The world’s largest cloud-services business application provider has shown impressive double-digit year-over-year revenue growth in each of the last three quarters, including 25 percent in Q3 2017 and 27 percent in Q4 2017.

After adjustments for stock-based compensation and other effects, the company banked a profit of 28 cents per share.

Investors in Salesforce will be happy to note that the company said its earnings for the year would be higher than previously estimated. The company increased its revenue guidance for the full 2018 fiscal year to a range of $10.25 billion to $10.3 billion; previous guidance called for sales of $10.15 billion to $10.2 billion.

“With our outstanding first quarter results, we are thrilled to be raising our fiscal 2018 revenue guidance by $100 million and raising our GAAP and non-GAAP earnings per share expectations for the year,” Chairman and CEO Marc Benioff said in a press statement. “Salesforce has once again been named the CRM market leader, and we continue to grow our share in CRM–the fastest-growing enterprise software market.”

Deferred revenue is playing a big part for Salesforce these days.
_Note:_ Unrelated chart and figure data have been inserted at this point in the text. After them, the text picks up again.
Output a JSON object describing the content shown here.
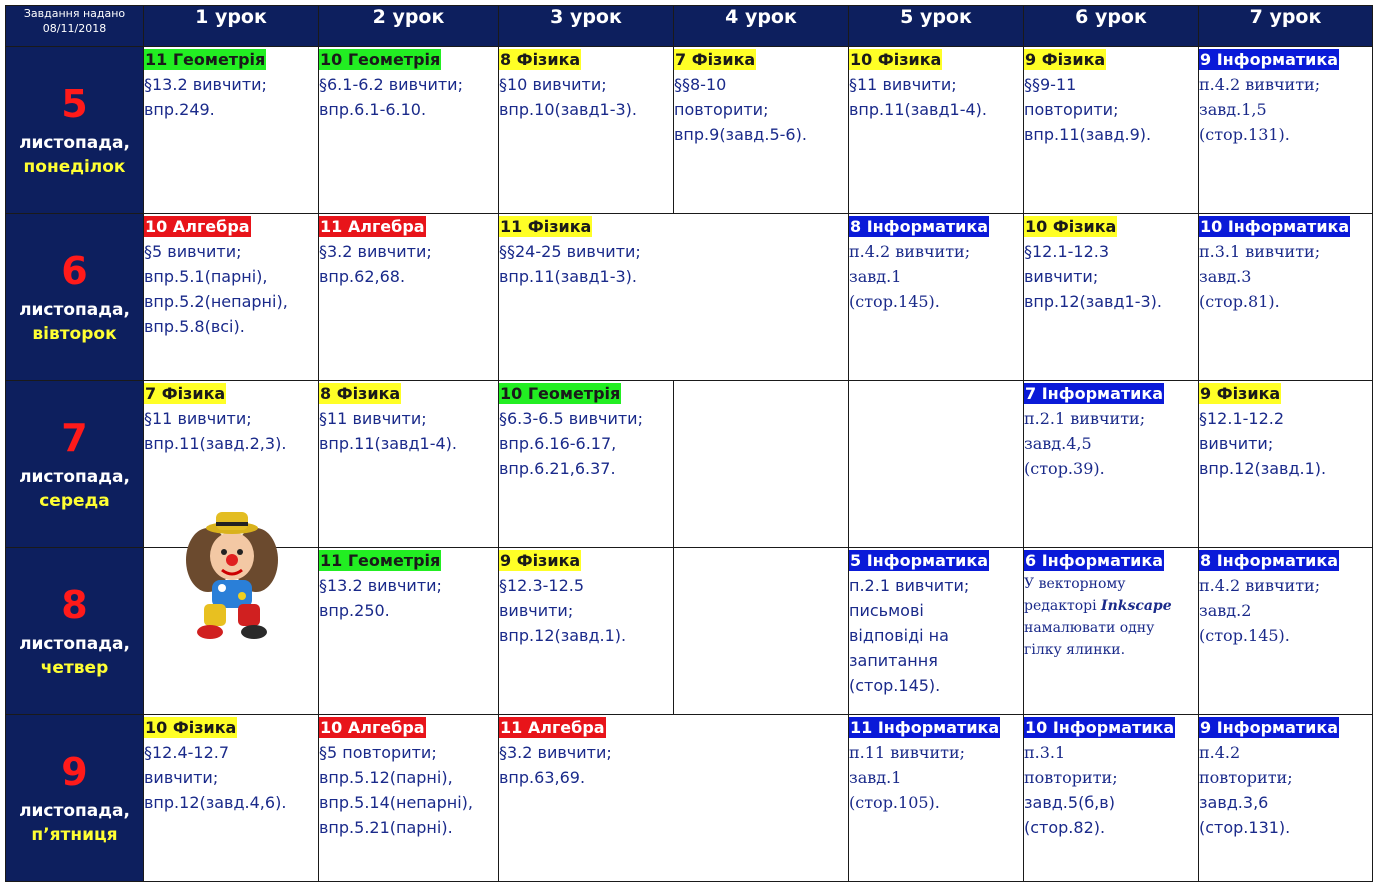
{
  "header": {
    "corner": "Завдання надано\n08/11/2018",
    "lessons": [
      "1 урок",
      "2 урок",
      "3 урок",
      "4 урок",
      "5 урок",
      "6 урок",
      "7 урок"
    ]
  },
  "days": [
    {
      "num": "5",
      "month": "листопада,",
      "name": "понеділок",
      "cells": [
        {
          "subject": "11 Геометрія",
          "color": "green",
          "text": "§13.2 вивчити;\nвпр.249."
        },
        {
          "subject": "10 Геометрія",
          "color": "green",
          "text": "§6.1-6.2 вивчити;\nвпр.6.1-6.10."
        },
        {
          "subject": "8 Фізика",
          "color": "yellow",
          "text": "§10 вивчити;\nвпр.10(завд1-3)."
        },
        {
          "subject": "7 Фізика",
          "color": "yellow",
          "text": "§§8-10\nповторити;\nвпр.9(завд.5-6)."
        },
        {
          "subject": "10 Фізика",
          "color": "yellow",
          "text": "§11 вивчити;\nвпр.11(завд1-4)."
        },
        {
          "subject": "9 Фізика",
          "color": "yellow",
          "text": "§§9-11\nповторити;\nвпр.11(завд.9)."
        },
        {
          "subject": "9 Інформатика",
          "color": "blue",
          "text": "п.4.2 вивчити;\nзавд.1,5\n(стор.131)."
        }
      ]
    },
    {
      "num": "6",
      "month": "листопада,",
      "name": "вівторок",
      "cells": [
        {
          "subject": "10 Алгебра",
          "color": "red",
          "text": "§5 вивчити;\nвпр.5.1(парні),\nвпр.5.2(непарні),\nвпр.5.8(всі)."
        },
        {
          "subject": "11 Алгебра",
          "color": "red",
          "text": "§3.2 вивчити;\nвпр.62,68."
        },
        {
          "subject": "11 Фізика",
          "color": "yellow",
          "text": "§§24-25 вивчити;\nвпр.11(завд1-3)."
        },
        {
          "subject": "8 Інформатика",
          "color": "blue",
          "text": "п.4.2 вивчити;\nзавд.1\n(стор.145)."
        },
        {
          "subject": "10 Фізика",
          "color": "yellow",
          "text": "§12.1-12.3\nвивчити;\nвпр.12(завд1-3)."
        },
        {
          "subject": "10 Інформатика",
          "color": "blue",
          "text": "п.3.1 вивчити;\nзавд.3\n(стор.81)."
        }
      ]
    },
    {
      "num": "7",
      "month": "листопада,",
      "name": "середа",
      "cells": [
        {
          "subject": "7 Фізика",
          "color": "yellow",
          "text": "§11 вивчити;\nвпр.11(завд.2,3)."
        },
        {
          "subject": "8 Фізика",
          "color": "yellow",
          "text": "§11 вивчити;\nвпр.11(завд1-4)."
        },
        {
          "subject": "10 Геометрія",
          "color": "green",
          "text": "§6.3-6.5 вивчити;\nвпр.6.16-6.17,\nвпр.6.21,6.37."
        },
        {
          "subject": "7 Інформатика",
          "color": "blue",
          "text": "п.2.1 вивчити;\nзавд.4,5\n(стор.39)."
        },
        {
          "subject": "9 Фізика",
          "color": "yellow",
          "text": "§12.1-12.2\nвивчити;\nвпр.12(завд.1)."
        }
      ]
    },
    {
      "num": "8",
      "month": "листопада,",
      "name": "четвер",
      "cells": [
        {
          "subject": "11 Геометрія",
          "color": "green",
          "text": "§13.2 вивчити;\nвпр.250."
        },
        {
          "subject": "9 Фізика",
          "color": "yellow",
          "text": "§12.3-12.5\nвивчити;\nвпр.12(завд.1)."
        },
        {
          "subject": "5 Інформатика",
          "color": "blue",
          "text": "п.2.1 вивчити;\nписьмові\nвідповіді на\nзапитання\n(стор.145)."
        },
        {
          "subject": "6 Інформатика",
          "color": "blue",
          "text_a": "У векторному\nредакторі ",
          "text_em": "Inkscape",
          "text_b": "\nнамалювати одну\nгілку ялинки."
        },
        {
          "subject": "8 Інформатика",
          "color": "blue",
          "text": "п.4.2 вивчити;\nзавд.2\n(стор.145)."
        }
      ]
    },
    {
      "num": "9",
      "month": "листопада,",
      "name": "п’ятниця",
      "cells": [
        {
          "subject": "10 Фізика",
          "color": "yellow",
          "text": "§12.4-12.7\nвивчити;\nвпр.12(завд.4,6)."
        },
        {
          "subject": "10 Алгебра",
          "color": "red",
          "text": "§5 повторити;\nвпр.5.12(парні),\nвпр.5.14(непарні),\nвпр.5.21(парні)."
        },
        {
          "subject": "11 Алгебра",
          "color": "red",
          "text": "§3.2 вивчити;\nвпр.63,69."
        },
        {
          "subject": "11 Інформатика",
          "color": "blue",
          "text": "п.11 вивчити;\nзавд.1\n(стор.105)."
        },
        {
          "subject": "10 Інформатика",
          "color": "blue",
          "text_a": "п.3.1\nповторити;",
          "text_b": "\nзавд.5(б,в)\n(стор.82)."
        },
        {
          "subject": "9 Інформатика",
          "color": "blue",
          "text_a": "п.4.2\nповторити;",
          "text_b": "\nзавд.3,6\n(стор.131)."
        }
      ]
    }
  ],
  "colors": {
    "header_bg": "#0d1f5e",
    "day_num": "#ff1a1a",
    "day_name": "#ffff33",
    "text": "#1a2a8a",
    "yellow": "#ffff26",
    "green": "#22ee22",
    "red": "#e8141a",
    "blue": "#0a1ad8"
  },
  "mascot_icon": "clown-toy-icon"
}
Deferred revenue is income under contract but either not yet billed or billed but not yet received. Because Salesforce has a cloud-service subscription business model, its revenue is not banked when a customer signs a contract but only after the service is delivered or paid for.

Salesforce reported deferred revenue of $5.04 billion as of April 30, up a solid 26 percent year-over-year. Unbilled deferred revenue, which are sales contracted but off the balance sheet, totaled about $9.6 billion at the end of the quarter, which also was up 26 percent year-over-year.

The $9.6 billion includes about $450 million related to unbilled deferred revenue from Demandware. Salesforce bought Demandware and its e-commerce platform for $2.8 billion last June 1 in the most expensive acquisition of its 18-year history.

Salesforce stock gained 2 percent in value in after-hours trading, but it soon fell to a slight loss after closing at $87.75.